Wuppertal: Abwahl von Dezernent rechtmäßig

Panagiotis Paschalis, ein ungefähr 55 Jahre alter Mann mit grauen Haaren

Wuppertal: Abwahl von Dezernent rechtmäßig

  • Abwahl wegen Vertrauensverlustes gerechtfertigt
  • Ex-Dezernent kündigt Berufung an
  • Stadtspitze will Schlussstrich unter der Affäre

Panagiotis Paschalis war vor vier Jahren (März 2015) über die Grenzen Wuppertals bekannt geworden: Als Bürgerdezernent der Stadt.

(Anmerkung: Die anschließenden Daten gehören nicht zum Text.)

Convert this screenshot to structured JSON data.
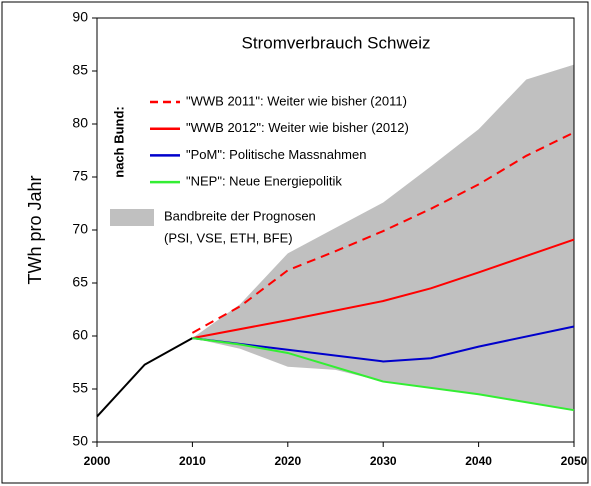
{
  "chart_data": {
    "type": "line",
    "title": "Stromverbrauch Schweiz",
    "ylabel": "TWh pro Jahr",
    "xlim": [
      2000,
      2050
    ],
    "ylim": [
      50,
      90
    ],
    "xticks": [
      2000,
      2010,
      2020,
      2030,
      2040,
      2050
    ],
    "yticks": [
      50,
      55,
      60,
      65,
      70,
      75,
      80,
      85,
      90
    ],
    "grid": false,
    "legend_annotation": "nach Bund:",
    "band": {
      "name": "Bandbreite der Prognosen",
      "subname": "(PSI, VSE, ETH, BFE)",
      "color": "#c0c0c0",
      "x": [
        2010,
        2015,
        2020,
        2025,
        2030,
        2035,
        2040,
        2045,
        2050
      ],
      "upper": [
        59.8,
        63.0,
        67.8,
        70.2,
        72.6,
        76.0,
        79.5,
        84.2,
        85.6
      ],
      "lower": [
        59.8,
        58.8,
        57.1,
        56.8,
        55.7,
        55.1,
        54.5,
        53.8,
        53.0
      ]
    },
    "series": [
      {
        "color": "#000000",
        "x": [
          2000,
          2005,
          2010
        ],
        "values": [
          52.4,
          57.3,
          59.8
        ]
      },
      {
        "name": "\"WWB 2011\": Weiter wie bisher (2011)",
        "color": "#ff0000",
        "dash": true,
        "x": [
          2010,
          2015,
          2020,
          2025,
          2030,
          2035,
          2040,
          2045,
          2050
        ],
        "values": [
          60.3,
          62.8,
          66.2,
          68.0,
          69.9,
          72.0,
          74.3,
          77.0,
          79.2
        ]
      },
      {
        "name": "\"WWB 2012\": Weiter wie bisher (2012)",
        "color": "#ff0000",
        "x": [
          2010,
          2020,
          2030,
          2035,
          2040,
          2050
        ],
        "values": [
          59.8,
          61.5,
          63.3,
          64.5,
          66.0,
          69.1
        ]
      },
      {
        "name": "\"PoM\": Politische Massnahmen",
        "color": "#0000cc",
        "x": [
          2010,
          2020,
          2030,
          2035,
          2040,
          2050
        ],
        "values": [
          59.8,
          58.7,
          57.6,
          57.9,
          59.0,
          60.9
        ]
      },
      {
        "name": "\"NEP\": Neue Energiepolitik",
        "color": "#33ee33",
        "x": [
          2010,
          2015,
          2020,
          2030,
          2040,
          2050
        ],
        "values": [
          59.8,
          59.2,
          58.4,
          55.7,
          54.5,
          53.0
        ]
      }
    ]
  }
}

Ein Spitzenbeamter, speziell für die Belange der Bürger.

Doch Paschalis hielt sich nur zwei Jahre – dann wurde er vom Rat der Stadt wieder abgewählt. Das Vertrauensverhältnis sei zerstört - argumentiert die Stadt. Und nannte dazu keine näheren Gründe. Hintergrund soll laut Paschalis selbst aber sein, dass er als Dezernent mehrere Mitglieder der Stadtspitze der Korruption bezichtigt habe. Gegen seine Abwahl hat der frühere Dezernent Klage vor dem Verwaltungsgericht Düsseldorf eingereicht.

Heute war Gerichtstermin: Ex-Dezernent enttäuscht

Die Richter des Verwaltungsgerichts Düsseldorf

Die Düsseldorfer Richter entschieden gegen Paschalis.

Ende Juni 2017 hatte der Rat den Bürgerdezernenten des Amtes enthoben. Die Richter sagen heute: juristisch korrekt. Panagiotis Paschalis reagierte enttäuscht: „Ich hätte gerne die Klage gewonnen, um mein Amt wieder anzutreten und für mein Geld wieder zu arbeiten. Ich werde die Begründung des Urteils abwarten (...) und wenn sich Chancen für eine Berufung ergeben, werde ich diese ergreifen.“

Paschalis hält Abwahl für Bestrafung

Die Richter sagen: Die Stadt hat sich richtig verhalten. Dass der Rat den Dezernenten abgewählt hat, zeige, dass das Vertrauen in dessen Amtsführung gestört war.

Paschalis findet, er habe nur seinen Job gemacht. Es habe einen konkreten Grund gegeben, ihn aus dem Amt zu jagen: „Ich bin abberufen worden, weil die Bestrafung erfolgen sollte für mein rechtmäßiges und pflichtgemäßes Tun.“

Paschalis war nicht nur Bürger-, sondern auch Rechtsdezernent. Dem Juristen war ein umstrittener Deal mit einer Bochumer Autoleasing-Firma aufgefallen. Die hatte jahrelang viele tausend Autos in Wuppertal angemeldet und über einen Werbevertrag einen Teil der Zulassungsgebühren von der Stadt zurückbekommen.

Paschalis zeigte hochrangige Personen an

Rechtsdezernent Paschalis hielt dieses Geschäft für rechtswidrig und stellte sich damit gegen seine Kollegen. Zivilrechtlich behielt der geschasste Dezernent erst einmal Recht: Das Landgericht Bochum entschied im Sommer vorigen Jahres, der Deal mit der Leasingfirma war gesetzes- und sittenwidrig.

Dieses Urteil will jetzt wiederum die Stadt anfechten. Auch Paschalis kämpft weiter: Er hat eine Vielzahl von hochrangigen Personen der Stadt angezeigt. Ihnen wirft er unter anderem korruptes Verhalten vor. Die Staatsanwaltschaft prüft.

Teurer Abgang für die Stadt Wuppertal

Der Wuppertaler Oberbürgermeister Andreas Mucke.

Oberbürgermeister Andreas Mucke begrüßt die Entscheidung.

Für die Stadt wird der Abgang teuer: Sie muss Paschalis bis 2023 mehr als 70 Prozent seines Gehaltes weiterbezahlen, etwa 6.000 Euro monatlich. Außerdem muss der Rat als Ersatz für Paschalis einen neuen Dezernenten wählen – übrigens am besten wieder einen Juristen.